Week 2:
Before I started IDD 480 three weeks ago I have to say that I was expecting just another IDD class. I say "just another" because after four years of sitting in Tator Hall 128 for hours at a time things can get repetitive and courses tend to blur...at least that's how I feel. Fortunately, this course has been proving to be very different than my IDD courses of the past. Aside from learning how to breath like a dragon in class, the readings for the course have been a pleasant and understandable surprise. Designing a Digital Portfolio has opened my eyes to the ways that a digital portfolio can speak to those who view it. In chapter two the book offered a few questions and answers for the reader to fill out to better understand what they want to express through their portfolio. I found the quiz helpful in assessing what I want my own soon-to-be created digital portfolio to express. I think that what I want my portfolio to do the most is reflect my personality while showing off some of my best work. I also learned from this chapter that the work I display doesn't necessarily have to be the work that I had the most fun creating I think that it will be a good discipline for myself to post in my portfolio some work that I personally find boring.
One thing that How To Be a Graphic Designer Without Losing Your Soul brought to my attention in chapters three and four was the fact that I need to start thinking seriously about what type of graphic designer I want to someday be. I had heard about freelance graphic designer prior to reading these chapters, but sort of glamorized the idea of working at home without really taking into account all the responsibilities it takes to do so. These two chapters helped me realize that I may not be cut out to be a freelance graphic designer. I know myself well enough to know that I am not always the best at getting myself motivated to do work (check the time that I am writing this post and take into account the fact that it is due in less than six hours...). I think that I would be especially less motivated to do work if vices like television (I do enjoy a good morning talk show) and snacks around. I think that I would even be inspired to do housework in some circumstances rather than work work.
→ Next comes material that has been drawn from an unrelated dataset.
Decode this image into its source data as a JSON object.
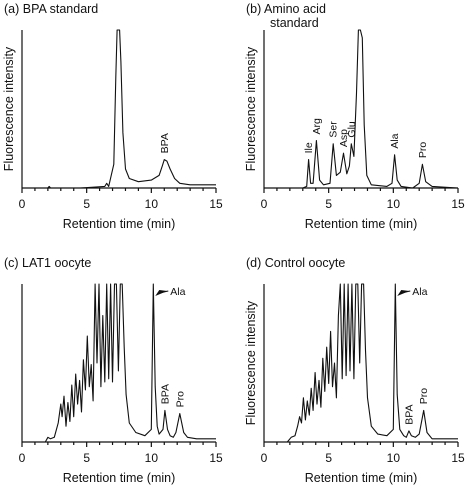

I also know that when I am not around people for long periods of time I tend to get a little strange. I do enjoy some time alone every day to reflect and think and just be, but I truly do enjoy company. I cannot imagine spending countless hours alone with my work with no one around but my cat to ask questions to or share little tidbits of life with. I want to experience the commute to work. I want to have a separate place to do work and to relax as much as I would want a separate place to cook and shower. I want to have a lunch break that's scheduled and have the chance to socialize over sandwiches at the local deli. I even want to deal with the sometimes difficult boss. I want coffee breaks and holiday parties and the whole nine yards. I want to be able to relate with films such as Working Girl and shows like The Office. I think you get the picture. Thanks to these two chapters I have stripped the glamorous layers off of my ideas of what it's like to be a freelance graphic designer and can now better place myself in a category of designer for the future!